LIBERTY TOWNSHIP, Ohio -- The fire department in Greater Cincinnati's smallest township processes about 2,800 calls each year but maintains the same staffing levels it had in 2010, Chief Ethan Klussman said Monday night.
"Our runs continue to increase just because of the popularity of this area," he said.
That's why taxpayers are being asked to dig into their pockets and support a new levy funding emergency services. If the levy passes, property owners will pay a $120 tax for every $100,000 their property is worth.
Tom Farrell, vice president of the township's board of trustees, acknowledged the prospect of paying more for any city service isn't an appealing one. However, he said, it's necessary to keep the township's population safe.

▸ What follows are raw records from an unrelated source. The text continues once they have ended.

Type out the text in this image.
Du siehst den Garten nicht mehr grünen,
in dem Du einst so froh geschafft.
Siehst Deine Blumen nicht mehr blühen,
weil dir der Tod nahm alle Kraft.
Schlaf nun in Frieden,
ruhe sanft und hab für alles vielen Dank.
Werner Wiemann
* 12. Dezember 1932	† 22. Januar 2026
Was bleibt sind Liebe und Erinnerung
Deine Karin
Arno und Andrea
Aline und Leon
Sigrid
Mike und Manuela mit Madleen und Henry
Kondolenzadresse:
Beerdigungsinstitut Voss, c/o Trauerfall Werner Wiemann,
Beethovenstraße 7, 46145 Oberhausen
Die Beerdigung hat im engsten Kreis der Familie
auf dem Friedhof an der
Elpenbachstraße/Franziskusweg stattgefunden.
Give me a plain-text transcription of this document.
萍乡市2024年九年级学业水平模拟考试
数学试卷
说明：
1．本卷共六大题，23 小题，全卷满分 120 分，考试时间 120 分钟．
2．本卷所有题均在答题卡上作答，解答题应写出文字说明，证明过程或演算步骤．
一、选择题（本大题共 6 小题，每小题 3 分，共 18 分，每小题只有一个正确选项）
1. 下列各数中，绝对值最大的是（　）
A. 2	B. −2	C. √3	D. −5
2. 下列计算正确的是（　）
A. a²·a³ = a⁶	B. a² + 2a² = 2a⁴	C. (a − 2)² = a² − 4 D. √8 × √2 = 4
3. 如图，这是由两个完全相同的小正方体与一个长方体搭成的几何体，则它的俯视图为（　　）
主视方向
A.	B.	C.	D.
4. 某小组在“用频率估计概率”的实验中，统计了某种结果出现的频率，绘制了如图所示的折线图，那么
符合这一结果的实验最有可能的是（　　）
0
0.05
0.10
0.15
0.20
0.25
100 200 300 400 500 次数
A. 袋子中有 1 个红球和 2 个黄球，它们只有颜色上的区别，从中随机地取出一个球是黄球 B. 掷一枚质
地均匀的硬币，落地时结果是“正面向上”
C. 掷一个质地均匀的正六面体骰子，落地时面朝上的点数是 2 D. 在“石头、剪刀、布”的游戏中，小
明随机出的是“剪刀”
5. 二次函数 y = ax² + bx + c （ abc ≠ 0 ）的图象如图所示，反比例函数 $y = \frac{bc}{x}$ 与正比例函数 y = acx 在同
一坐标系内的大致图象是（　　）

"For 18 months, we looked at all other options," he said. "None of us want to pay more taxes, (but) the current money that's in the fire department allows us to run through 2018. Then, we will be in the red."
Mary Elliot, who attended Monday night's township meeting, said she wasn't convinced. According to her, voters have passed previous levies that still haven't accomplished what they promised to do, like provide busing for the township's high schoolers.
Without a financial windfall of some kind, however, Klussman and Farrell both made it clear the fire department won't be able to continue.
"As we get bigger and our run volume increases, the need to add personnel in the future will be there," he said.
Taxpayers will vote on the levy Nov. 7.